How our parents and grandparents explain it (as well as history books and all), when they migrated into Brazil, traditional japanese ingredients just weren't available at all, and the ones that were kinda similar had a different flavor.
It's still hard or more expensive to get the right ingredients around here, but of couse back a couple of generations ago it was downright impossible.
So, what happens is that the more commonplace japanese restaurants here are not exactly going for authenticity, but more for an adaptation with more brazilian cuisine ingredients.
Also, as with what happens with lots of trendy food, they get changed overtime both to fit local tastes, but also to use local ingredients that are just cheaper to get.

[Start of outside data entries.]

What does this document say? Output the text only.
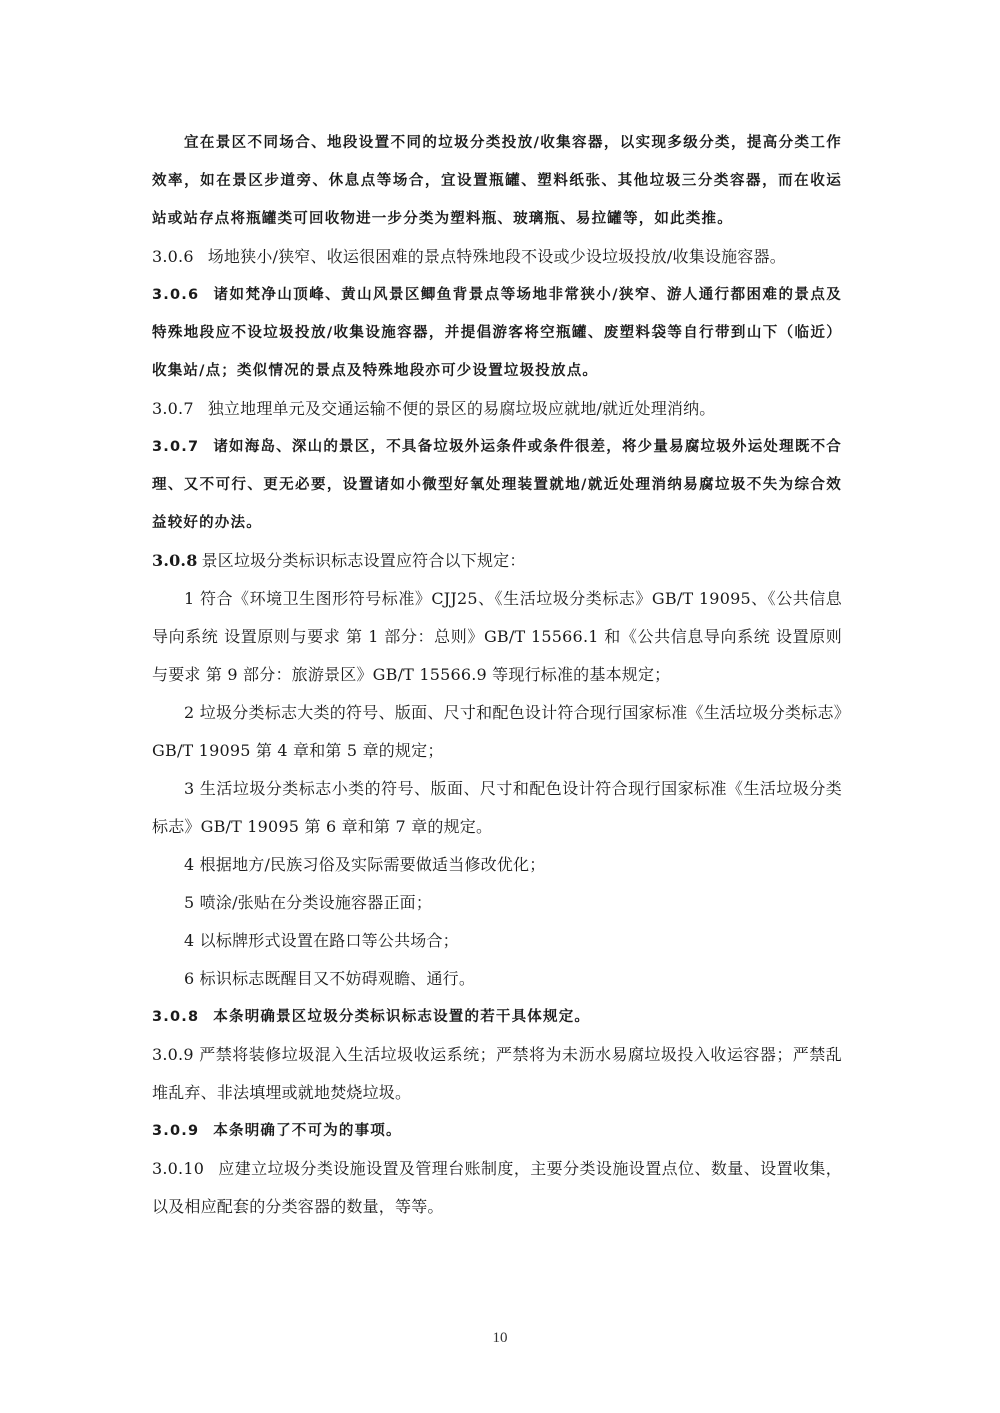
宜在景区不同场合、地段设置不同的垃圾分类投放/收集容器，以实现多级分类，提高分类工作效率，如在景区步道旁、休息点等场合，宜设置瓶罐、塑料纸张、其他垃圾三分类容器，而在收运站或站存点将瓶罐类可回收物进一步分类为塑料瓶、玻璃瓶、易拉罐等，如此类推。

3.0.6 场地狭小/狭窄、收运很困难的景点特殊地段不设或少设垃圾投放/收集设施容器。

3.0.6 诸如梵净山顶峰、黄山风景区鲫鱼背景点等场地非常狭小/狭窄、游人通行都困难的景点及特殊地段应不设垃圾投放/收集设施容器，并提倡游客将空瓶罐、废塑料袋等自行带到山下（临近）收集站/点；类似情况的景点及特殊地段亦可少设置垃圾投放点。

3.0.7 独立地理单元及交通运输不便的景区的易腐垃圾应就地/就近处理消纳。

3.0.7 诸如海岛、深山的景区，不具备垃圾外运条件或条件很差，将少量易腐垃圾外运处理既不合理、又不可行、更无必要，设置诸如小微型好氧处理装置就地/就近处理消纳易腐垃圾不失为综合效益较好的办法。

3.0.8 景区垃圾分类标识标志设置应符合以下规定：

1 符合《环境卫生图形符号标准》CJJ25、《生活垃圾分类标志》GB/T 19095、《公共信息导向系统 设置原则与要求 第 1 部分：总则》GB/T 15566.1 和《公共信息导向系统 设置原则与要求 第 9 部分：旅游景区》GB/T 15566.9 等现行标准的基本规定；

2 垃圾分类标志大类的符号、版面、尺寸和配色设计符合现行国家标准《生活垃圾分类标志》GB/T 19095 第 4 章和第 5 章的规定；

3 生活垃圾分类标志小类的符号、版面、尺寸和配色设计符合现行国家标准《生活垃圾分类标志》GB/T 19095 第 6 章和第 7 章的规定。

4 根据地方/民族习俗及实际需要做适当修改优化；

5 喷涂/张贴在分类设施容器正面；

4 以标牌形式设置在路口等公共场合；

6 标识标志既醒目又不妨碍观瞻、通行。

3.0.8 本条明确景区垃圾分类标识标志设置的若干具体规定。

3.0.9 严禁将装修垃圾混入生活垃圾收运系统；严禁将为未沥水易腐垃圾投入收运容器；严禁乱堆乱弃、非法填埋或就地焚烧垃圾。

3.0.9 本条明确了不可为的事项。

3.0.10 应建立垃圾分类设施设置及管理台账制度，主要分类设施设置点位、数量、设置收集，以及相应配套的分类容器的数量，等等。

10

Why you get some weird stuff like mango, salad ingredients and whatnot on makizushi, which brazilians understand as sushi here. Nigirizushi became popular waaay more recently, with the influx of modern japanese restaurants. I don't remember ever seeing anything close to nigirizushi back in the 80s or 90s. At least not in my hometown.
Since my family is japanese descendant, I've been eating makizushi since I was a kid in family gatherings, but the taste is totally different from japanese makizushi. And as a kid, that was what I learned as "sushi"... so when I first got to eat real japanese sushi it was quite a shock. xD Perhaps I'm biased, but for me personally, traditional japanese sushi is just way better. :P
I don't hate or mind the deep fried, overstuffed, weird ingredients that you find all over Brazil and other western countries to be fair... they are quite good. But like most people said - it's not what I picture as sushi. Flavors get too mixed, the taste of both fish and rice gets drowned out, so the impression is more of a matsuri type of food rather than sushi.
If you live in cities where there is a big concentration of japanese descendants though, nowadays you can find restaurants that goes more towards authenticity - imported ingredients, staff trained in Japan, restaurants that look more like a modern japanese restaurant, fresh fish that is at least closer to the taste of fishes used in Japan. Accordingly, you'l burn a hole in your pocket for the service. xD
This isn't too different from how pizza was adopted in Brazil though, and how Italy sees it. In Brazil, the average pizza place has at least some 12+ different toppings, there are sweet toppings, and all sorts of variations... I've heard of some that has over 200 variations. The most common pizza though, has a topping that was probably an attempt to adapt pepperoni pizza here, which also isn't traditional, but you know. But it isn't pepperoni... it's similar, but not the same.